Upon hearing the argument that the faith-based sentiment is potentially offensive, Linda Baker’s family sprang into action. Faced with a brewing mutiny, city officials eventually relented and allowed the inclusion of her Christian faith to be added to the tombstone.
Her daughter-in-law, Stacy Adams, said that Baker’s loved ones “were in disbelief,” explaining that they saw no options aside from protesting the decision.
She said that Baker specifically requested the name of Jesus be placed inside of a Christian symbol, noting that the initial issue officials had was that the design would not fit on the marker.
“But after we kept pushing them, the cemetery director told us that it might offend somebody,” she said. “They weren’t going to allow it.”
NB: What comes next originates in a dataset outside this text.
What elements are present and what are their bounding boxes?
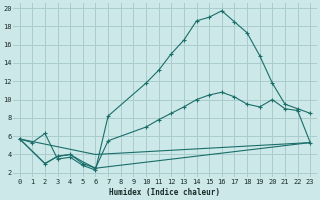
X-axis label: Humidex (Indice chaleur): Humidex (Indice chaleur) bbox=[109, 188, 220, 197]
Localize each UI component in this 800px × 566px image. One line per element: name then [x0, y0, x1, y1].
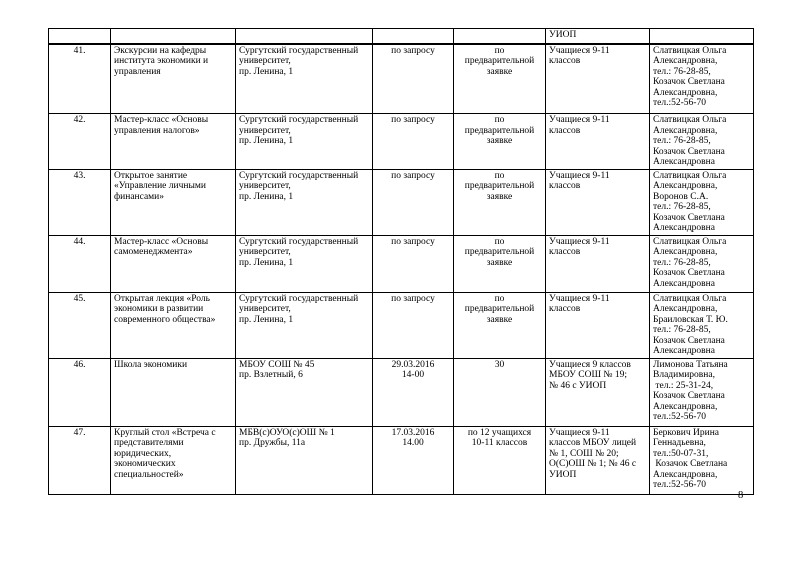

When the family began to push back against the decision, Adams said the director implied that such an inclusion would open the door for another grave marker to include a swastika.
“My reply was, ‘So what if they do? It’s not my business how they want to be remembered,’” she recalled.
Unfortunately, such tolerance is not always displayed by those in a position of authority. The family’s next step, petitioning the city manager, was similarly fruitless.
“He said he would have to take it to the city attorney,” she explained, noting that city staffers “were being difficult.”
They kept implying that the message could be offensive, though Adams noted that no one was “asking for a six-foot neon sign. We did not want to put a cross on everyone’s tombstone.”
Against what appeared to be an insurmountable task, and while they were still grieving over the loss, Davis’ family utilized social media to garner support. The tactic was successful, as the same city manager that initially disregarded the request issued an apology of sorts.
Saying that the cemetery manager “thought it may have been objectionable to someone because of the Christian connotation,” Joe Kiolbasa said that such embellishments “will be allowed in the future.”
Unfortunately, the overreaction of this city’s staff is far from an isolated incident. The tenets of political correctness now dictate that any mention of faith — aside from Islam, of course — is immediately cause for suspicion.